Well, all right. Crushing despair is overstating things to a significant degree. But the figures really haven't been all that good for a few years now, which is one of the reasons that the Fed has unemployment on its short list of "things that could easily derail the national recovery from the recession". Case in point: For the week ending 4/16 we came in at 403,000 initial claims, which missed expectations by 13,000. The unadjusted initial claims figures came in at 380,658 (a decline from the previous week of 62,835), which was better. The state program insured unemployment level for the week ending 4/2 came in at 3,695,000.

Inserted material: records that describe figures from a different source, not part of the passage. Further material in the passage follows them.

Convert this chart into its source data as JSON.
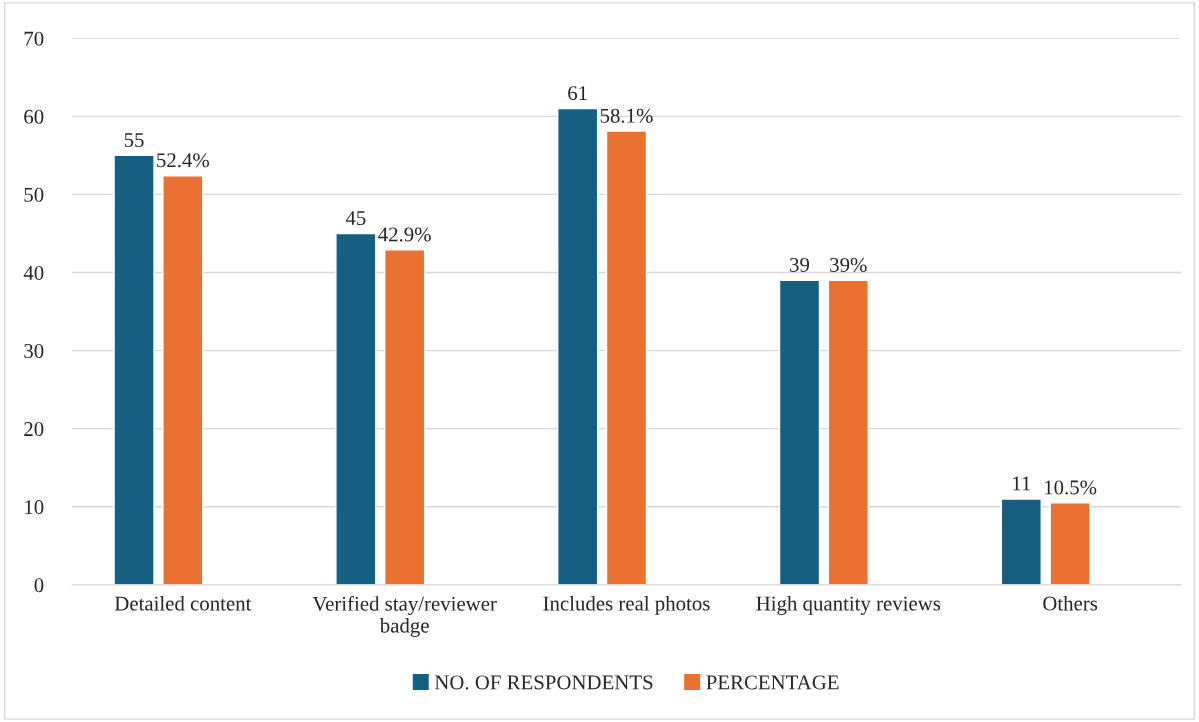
{
  "chart_data": {
    "type": "bar",
    "categories": [
      "Detailed content",
      "Verified stay/reviewer badge",
      "Includes real photos",
      "High quantity reviews",
      "Others"
    ],
    "series": [
      {
        "name": "NO. OF RESPONDENTS",
        "color": "#156082",
        "values": [
          55,
          45,
          61,
          39,
          11
        ],
        "value_labels": [
          "55",
          "45",
          "61",
          "39",
          "11"
        ]
      },
      {
        "name": "PERCENTAGE",
        "color": "#e97132",
        "values": [
          52.4,
          42.9,
          58.1,
          39,
          10.5
        ],
        "value_labels": [
          "52.4%",
          "42.9%",
          "58.1%",
          "39%",
          "10.5%"
        ]
      }
    ],
    "ylim": [
      0,
      70
    ],
    "yticks": [
      0,
      10,
      20,
      30,
      40,
      50,
      60,
      70
    ],
    "grid": "y",
    "legend": "bottom"
  }
}
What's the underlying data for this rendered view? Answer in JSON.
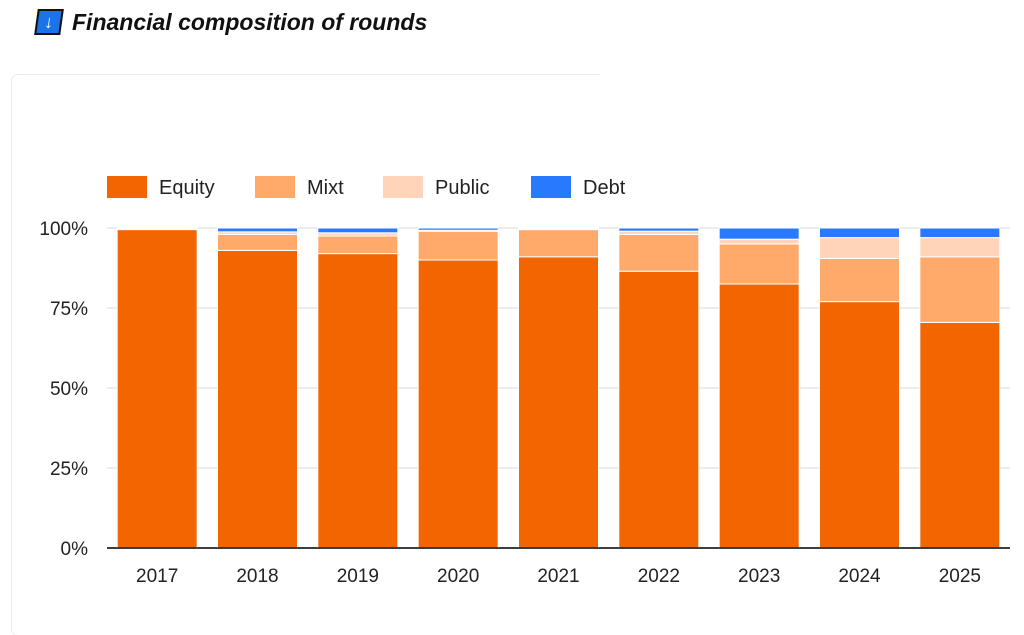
{
  "header": {
    "icon": "arrow-down-icon",
    "icon_glyph": "↓",
    "title": "Financial composition of rounds"
  },
  "colors": {
    "Equity": "#f26500",
    "Mixt": "#ffa96b",
    "Public": "#ffd4b8",
    "Debt": "#2979ff",
    "title_icon_bg": "#1a73e8"
  },
  "chart_data": {
    "type": "bar",
    "stacked": true,
    "categories": [
      "2017",
      "2018",
      "2019",
      "2020",
      "2021",
      "2022",
      "2023",
      "2024",
      "2025"
    ],
    "series": [
      {
        "name": "Equity",
        "values": [
          99.5,
          93,
          92,
          90,
          91,
          86.5,
          82.5,
          77,
          70.5
        ]
      },
      {
        "name": "Mixt",
        "values": [
          0.3,
          5,
          5.5,
          9,
          8.5,
          11.5,
          12.5,
          13.5,
          20.5
        ]
      },
      {
        "name": "Public",
        "values": [
          0.2,
          0.8,
          1,
          0.3,
          0.3,
          1,
          1.5,
          6.5,
          6
        ]
      },
      {
        "name": "Debt",
        "values": [
          0,
          1.2,
          1.5,
          0.7,
          0.2,
          1,
          3.5,
          3,
          3
        ]
      }
    ],
    "yticks": [
      "0%",
      "25%",
      "50%",
      "75%",
      "100%"
    ],
    "ylim": [
      0,
      100
    ],
    "legend": "top-left",
    "grid": true
  }
}
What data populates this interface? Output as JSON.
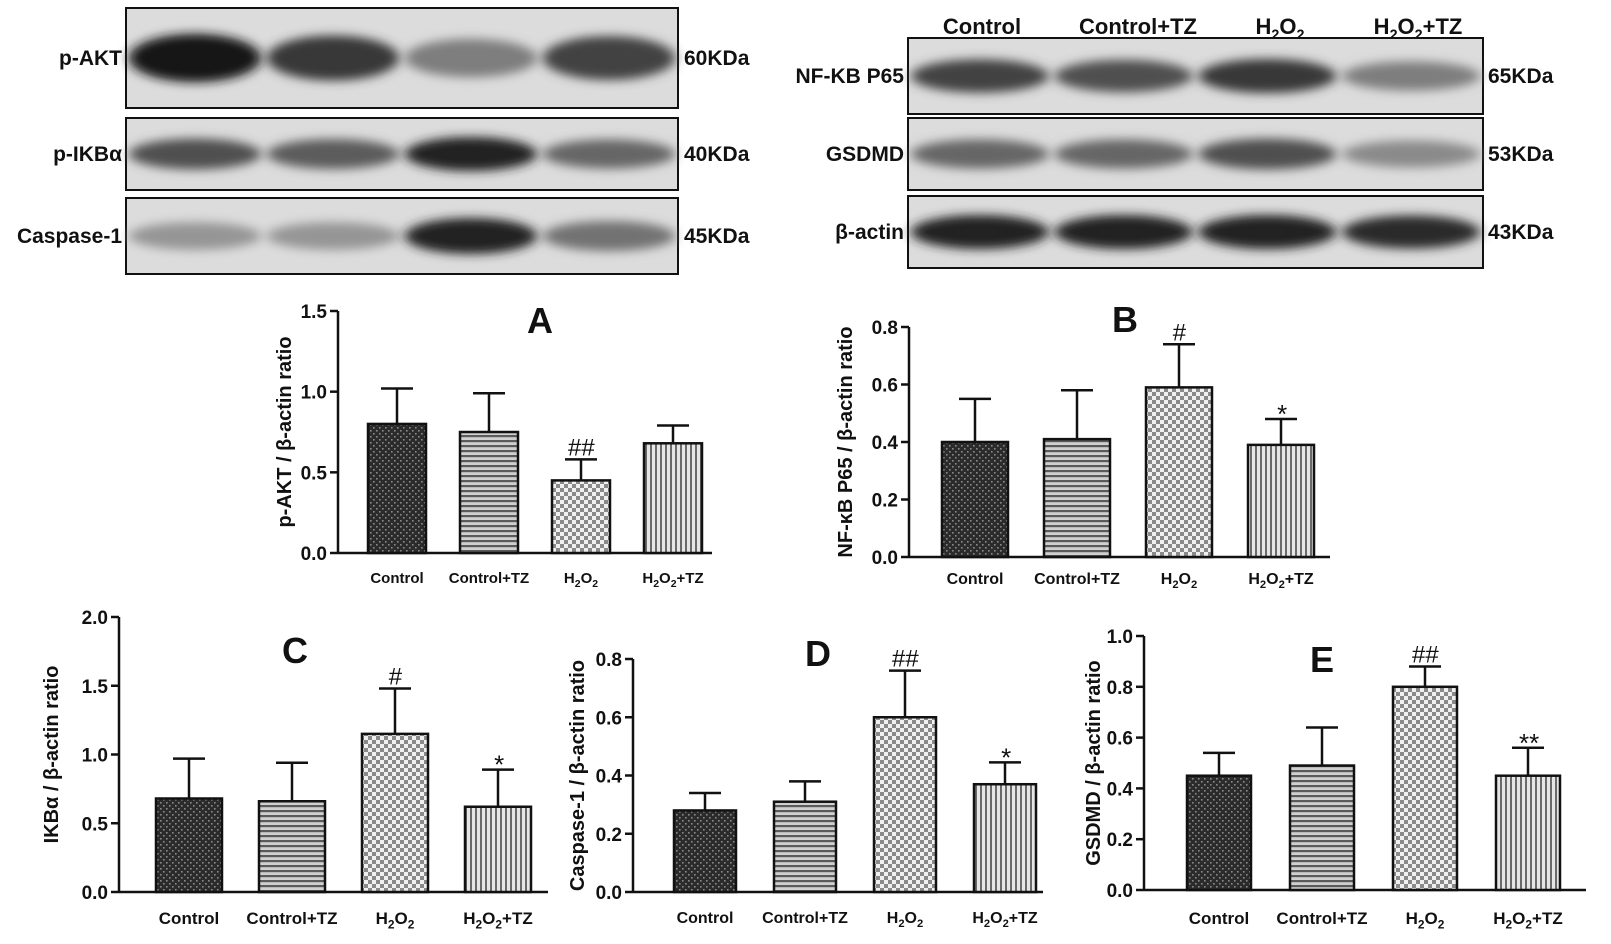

One mildly bright spot was that the total number of people claiming UI benefits declined by 287,735 to 8,229,810. This isn't as bright as it could be, though. The last few months have seen an average of about 200,000 new nonfarm jobs added per month, which we can call roughly 50,000 new jobs per week. That means that only about 18% of that decline can be attributed to people returning to work; the other 82% is most likely people using up their benefits.
And now that I've totally ruined your morning, let's move on to today's data. The Econoday-surveyed analysts are expecting a mild improvement in the rate of people applying for first time benefits, calling for 390,000 new claims for the week ending 4/23. As always, we turn to the US Department of Labor to find out how the analysts did.
The Unemployment Insurance Weekly Claims Report for the week ending 4/23 is, well, it's full of crushing despair. Right out the gate, the initial claims figure for the week ending 4/16 was revised upwards to 404,000. Then, for the week ending 4/23, initial claims are reported at 429,000 (missing expectations by 39,000). The unadjusted number of claims for the same period was 385,622, an increase of 4,964. The advance number for seasonally adjusted insured unemployment comes in at 3,641,000 (a decrease of 54,000), and the total number of people claiming benefits in all programs comes in at 8,187,232 (a decline of 42,578).
So, what's the takeaway? The new claims figures were terrible, but there is some potentially good news in the total number of claimants.
 Meaning that, working with the average numbers I threw about a few paragraphs back, it is possible that every single person in that decrease was able to find a job. That's a nice thought, isn't it?